Tanpa membuang waktu aku memilih keluar. Sedang Bibi memilih ke dapur untuk membuat minum. Dari ambang pintu aku bisa melihat Mas Abi tengah berbicara serius dengan temannya. Aku hanya dapat melihat punggung laki-laki yang bersama Mas Abi, karena dia duduk memunggungi pintu.
"Assalamualaikum,"
"Waalaikum salam." Mas Abi berdiri menyabut kedatanganku dengan senyum ramah khasnya. Sementara laki-laki yang bersamanya masih memilih duduk.
"Maaf menunggu lama."
"Nggak papa. Oh ya, kenalin ini sahabat Mas dari Jakarta. Kebetulan lagi ada pekerjaan di sini." Mendengar ucapannya, otomatis perhatianku teralih pada laki-laki yang tampak masih serius dengan laptop. Mas Abi yang tampak mengerti dengan tatapan heranku pada laki-laki itu tersenyum.
"Maklum dia emang workaholic." Aku hanya menanggapi ucapan Mas Abi dengan senyum maklum.
"Jo, kenalin calon istri gue." Bersamaan dengan ucapan itu, sosok tubuh tinggi di hadapanku bangkit. Aku terkesiap saat tangan besar itu mengulurkan tangannya ke arahku. Dalam jarak dekat, meski bertahun-tahun kami tak bertemu pun aku jelas ingat dengan jelas siapa laki-laki ini.
Laki-laki yang membuatku menghabiskan waktu untu memikirkannnya. Laki-laki yang bahkan hingga detik ini namanya masih kusebut dalam doa.

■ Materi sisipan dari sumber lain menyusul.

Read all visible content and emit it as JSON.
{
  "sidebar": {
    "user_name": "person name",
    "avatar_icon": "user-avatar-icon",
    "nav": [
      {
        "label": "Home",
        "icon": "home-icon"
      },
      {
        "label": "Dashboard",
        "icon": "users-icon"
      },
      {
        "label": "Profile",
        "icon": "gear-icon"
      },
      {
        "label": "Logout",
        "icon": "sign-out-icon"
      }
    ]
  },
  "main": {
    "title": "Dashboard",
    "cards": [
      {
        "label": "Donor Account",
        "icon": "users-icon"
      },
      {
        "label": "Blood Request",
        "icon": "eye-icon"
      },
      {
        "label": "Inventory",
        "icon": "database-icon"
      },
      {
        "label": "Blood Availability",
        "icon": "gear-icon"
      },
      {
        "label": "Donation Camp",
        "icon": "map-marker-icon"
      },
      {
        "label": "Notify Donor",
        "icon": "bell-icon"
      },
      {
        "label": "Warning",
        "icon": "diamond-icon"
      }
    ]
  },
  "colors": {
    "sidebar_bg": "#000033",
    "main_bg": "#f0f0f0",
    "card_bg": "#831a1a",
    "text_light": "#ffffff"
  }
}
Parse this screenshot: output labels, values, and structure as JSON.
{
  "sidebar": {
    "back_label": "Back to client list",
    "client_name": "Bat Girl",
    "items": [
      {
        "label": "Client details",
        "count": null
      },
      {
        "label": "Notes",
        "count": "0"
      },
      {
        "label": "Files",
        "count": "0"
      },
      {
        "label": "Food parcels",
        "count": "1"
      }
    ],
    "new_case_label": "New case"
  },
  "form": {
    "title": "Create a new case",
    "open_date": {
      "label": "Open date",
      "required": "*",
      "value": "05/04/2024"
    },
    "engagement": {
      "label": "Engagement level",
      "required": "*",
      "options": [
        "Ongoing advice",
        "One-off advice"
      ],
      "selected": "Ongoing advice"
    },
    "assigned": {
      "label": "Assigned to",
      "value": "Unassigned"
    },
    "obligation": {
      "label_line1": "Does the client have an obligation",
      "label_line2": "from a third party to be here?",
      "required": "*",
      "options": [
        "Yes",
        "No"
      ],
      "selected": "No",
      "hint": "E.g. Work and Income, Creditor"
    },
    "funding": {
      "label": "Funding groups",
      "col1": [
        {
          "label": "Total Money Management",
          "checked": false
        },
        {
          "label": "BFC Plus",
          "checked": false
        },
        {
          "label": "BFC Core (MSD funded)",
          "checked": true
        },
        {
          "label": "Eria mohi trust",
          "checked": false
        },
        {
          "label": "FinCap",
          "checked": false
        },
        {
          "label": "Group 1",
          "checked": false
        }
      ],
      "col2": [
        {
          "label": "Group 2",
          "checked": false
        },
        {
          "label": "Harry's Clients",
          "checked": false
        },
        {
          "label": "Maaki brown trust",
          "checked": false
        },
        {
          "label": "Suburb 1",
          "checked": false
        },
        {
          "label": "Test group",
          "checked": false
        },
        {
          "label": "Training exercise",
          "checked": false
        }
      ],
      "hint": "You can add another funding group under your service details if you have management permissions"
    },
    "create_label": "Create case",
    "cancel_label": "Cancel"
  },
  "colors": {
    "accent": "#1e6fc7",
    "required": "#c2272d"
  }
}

Laki-laki yang dulu selalu ada untukku. Dia lah Jovan Ardiazka Khafi, Malaikat pelindungku. Entah apa maksud Allah dengan rencananya kali ini. Bisakah aku tetap teguh dengan pendirian atau justru kembali berharap dengan angan yang tak pasti tentang janji masa lalu.
Kak Jovan pun tampak sama terkejutnya denganku, meski beberapa detik kemudian ia berusaha mengubah mimik wajahnya menjadi datar. Laki-laki itu menyunggingkan senyum sopan sebelum mengenalkan diri dengan menangkupkan ke dua tangannya ke dada.

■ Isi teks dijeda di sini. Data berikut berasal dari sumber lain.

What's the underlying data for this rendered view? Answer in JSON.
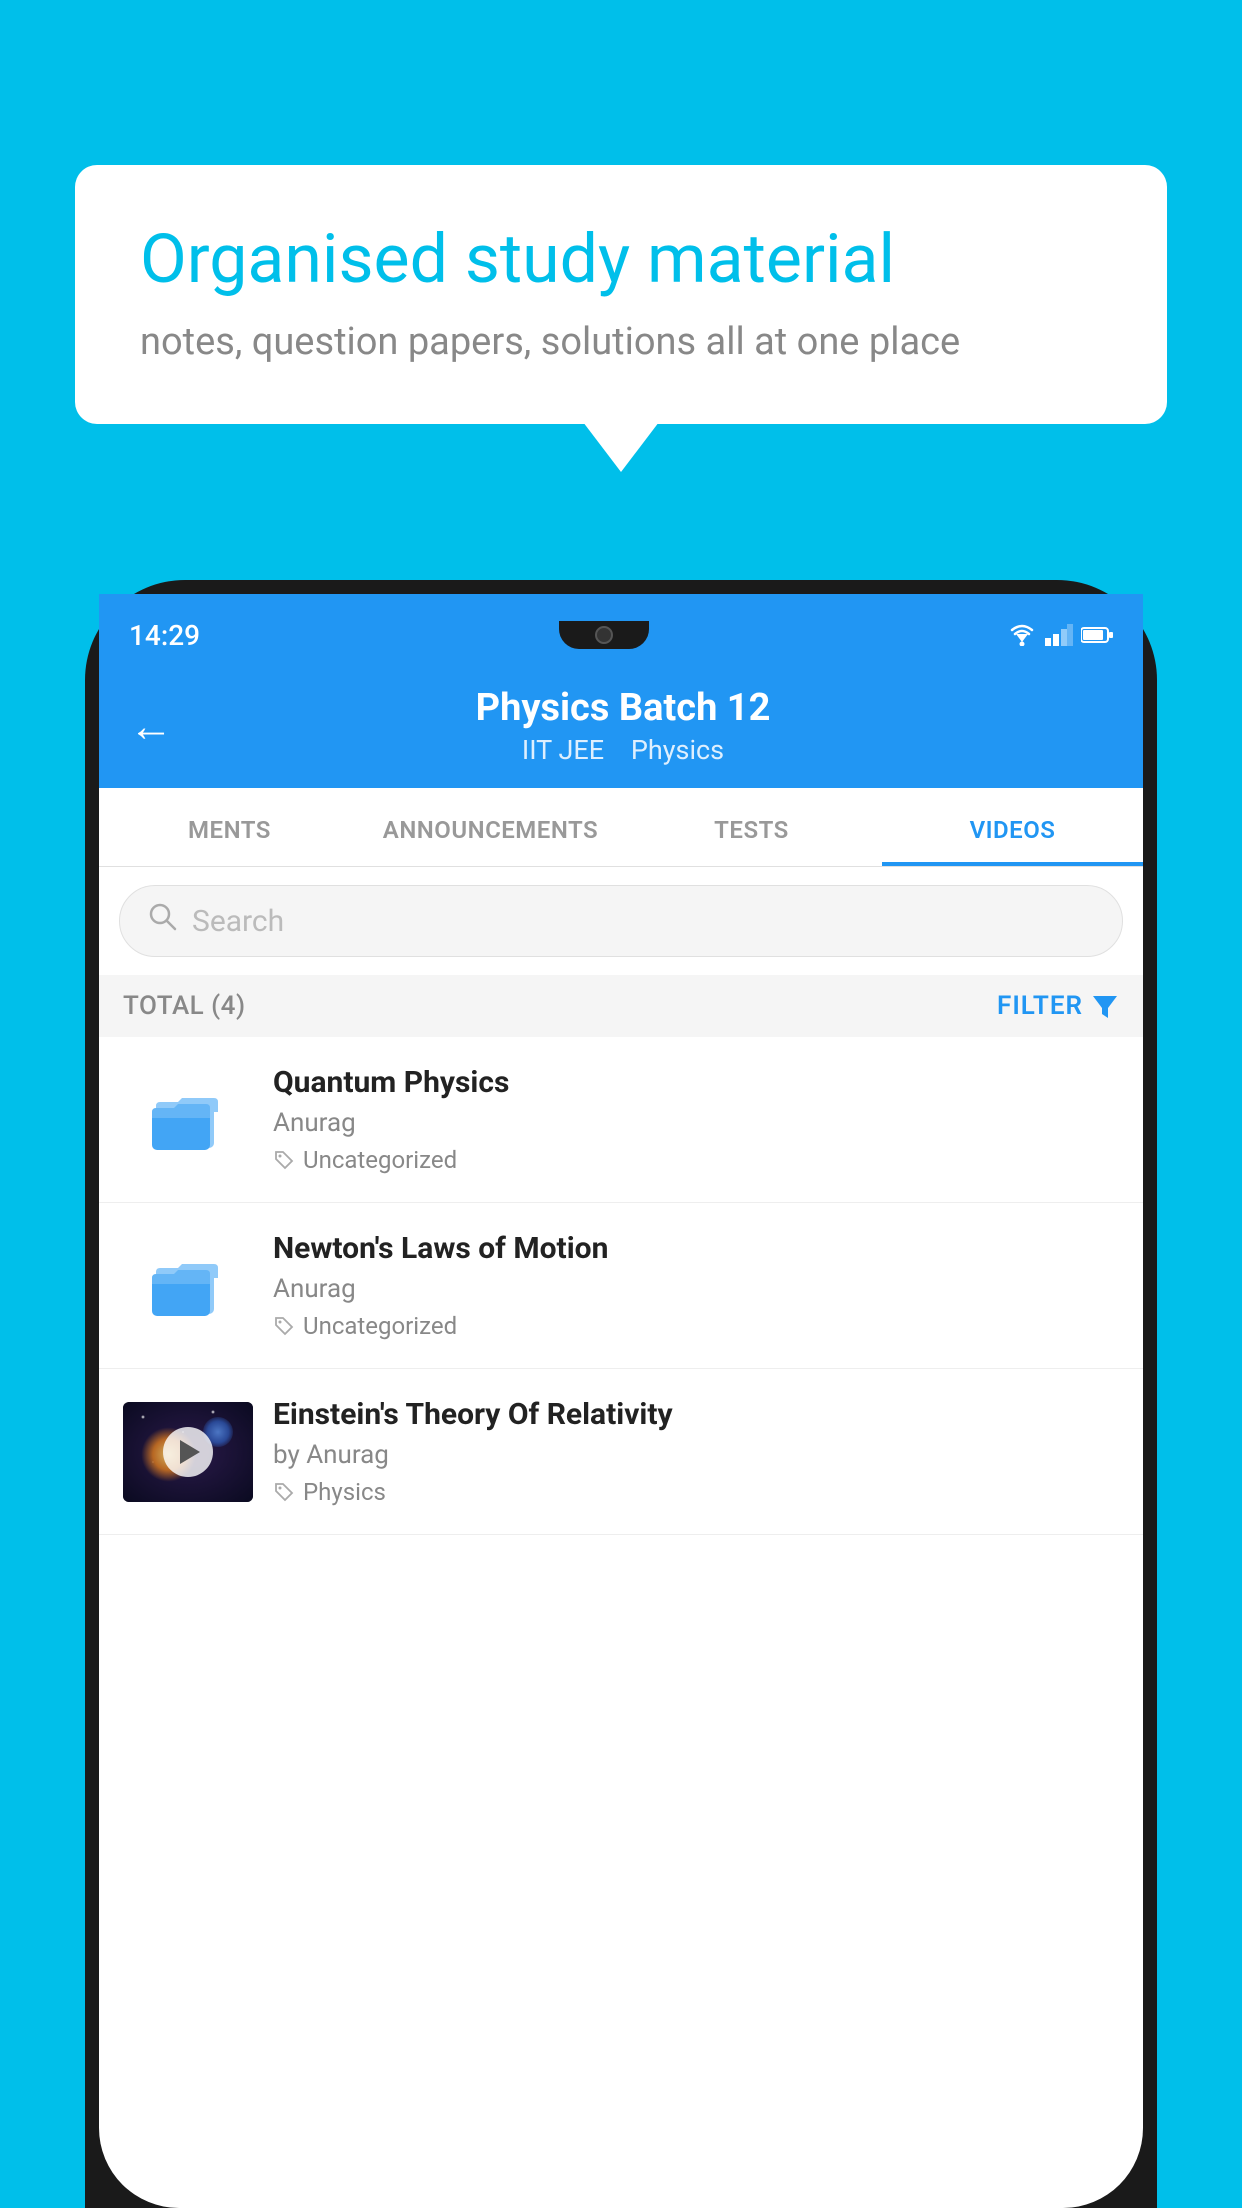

"Assalamualaikum, ukhti. Saya Jovan, sahabat Abizar." Aku sedikit terkejut mendengar Kak Jovan berbicara seformal itu. Dan seolah-olah kami tak saling mengenal sebelumnya.

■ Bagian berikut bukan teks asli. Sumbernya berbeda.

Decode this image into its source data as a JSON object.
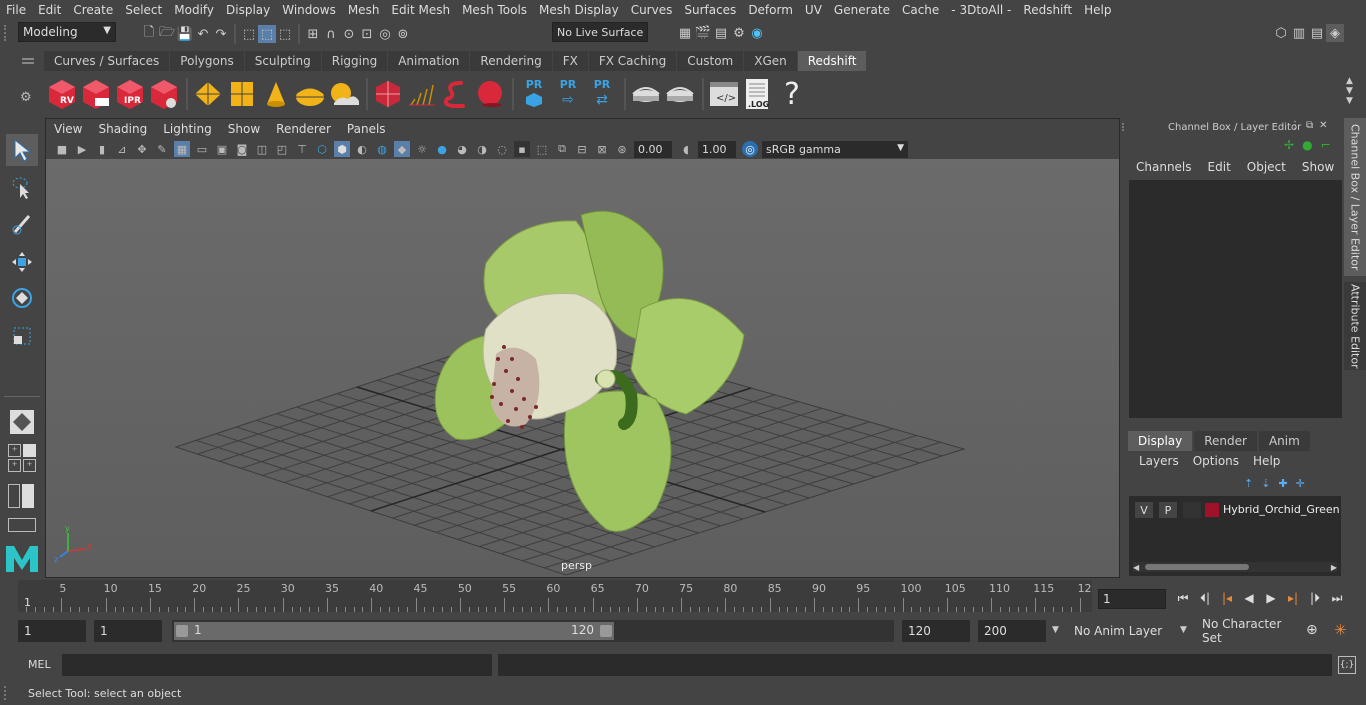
{
  "menu": [
    "File",
    "Edit",
    "Create",
    "Select",
    "Modify",
    "Display",
    "Windows",
    "Mesh",
    "Edit Mesh",
    "Mesh Tools",
    "Mesh Display",
    "Curves",
    "Surfaces",
    "Deform",
    "UV",
    "Generate",
    "Cache",
    "- 3DtoAll -",
    "Redshift",
    "Help"
  ],
  "status": {
    "mode": "Modeling",
    "live_surface": "No Live Surface"
  },
  "shelf_tabs": [
    "Curves / Surfaces",
    "Polygons",
    "Sculpting",
    "Rigging",
    "Animation",
    "Rendering",
    "FX",
    "FX Caching",
    "Custom",
    "XGen",
    "Redshift"
  ],
  "shelf_active": "Redshift",
  "shelf_labels": {
    "rv": "RV",
    "ipr": "IPR",
    "pr": "PR",
    "log": ".LOG",
    "help": "?"
  },
  "viewport": {
    "menu": [
      "View",
      "Shading",
      "Lighting",
      "Show",
      "Renderer",
      "Panels"
    ],
    "exposure": "0.00",
    "gamma": "1.00",
    "color_space": "sRGB gamma",
    "camera": "persp"
  },
  "channel_box": {
    "title": "Channel Box / Layer Editor",
    "menu": [
      "Channels",
      "Edit",
      "Object",
      "Show"
    ]
  },
  "side_tabs": [
    "Channel Box / Layer Editor",
    "Attribute Editor"
  ],
  "layer_editor": {
    "tabs": [
      "Display",
      "Render",
      "Anim"
    ],
    "active_tab": "Display",
    "menu": [
      "Layers",
      "Options",
      "Help"
    ],
    "layer": {
      "v": "V",
      "p": "P",
      "name": "Hybrid_Orchid_Green",
      "color": "#a0122a"
    }
  },
  "timeline": {
    "labels": [
      "5",
      "10",
      "15",
      "20",
      "25",
      "30",
      "35",
      "40",
      "45",
      "50",
      "55",
      "60",
      "65",
      "70",
      "75",
      "80",
      "85",
      "90",
      "95",
      "100",
      "105",
      "110",
      "115",
      "12"
    ],
    "start_label": "1",
    "current_frame": "1"
  },
  "range": {
    "start": "1",
    "playback_start": "1",
    "slider_start": "1",
    "slider_end": "120",
    "playback_end": "120",
    "end": "200",
    "anim_layer": "No Anim Layer",
    "character_set": "No Character Set"
  },
  "command": {
    "label": "MEL"
  },
  "help_line": "Select Tool: select an object",
  "colors": {
    "accent": "#5d5d5d",
    "redshift_red": "#d8283a",
    "gold": "#f2b318",
    "pr_blue": "#3aa3e3"
  }
}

"Wa-waalaikum salam, saya Aisyah. Salam kenal," jawabku tak kalah formal. Beberapa saat setelah itu Khadijah datang dengan dua cangkir teh hangat. Sepupuku itu tampak tersipu ketika menatap Kak Jovan.
"Mas Abi, kata ibu, Mas diminta ke dalam sama Nenek. Katanya beliau mau bicara." Aku dan dua laki-laki itu saling berpandangan.
Tanpa menunggu waktu Mas Abi bangkit dan masuk di susul aku yang mengikutinya. Sebelum pergi aku sempat bersitatap dengan Kak Jovan. Laki-laki itu tampak meremas tangannya yang ada di atas meja. Aku berusaha menghilangkan harapan semu tentang perasaan laki-laki ini padaku. Aku tahu, jalanku dan jalannya kini sudah berbeda. Kami tak akan pernah bersatu di saat aku telah memiliki calon suami. Aku pun beranjak meninggalkannya yang terpaku.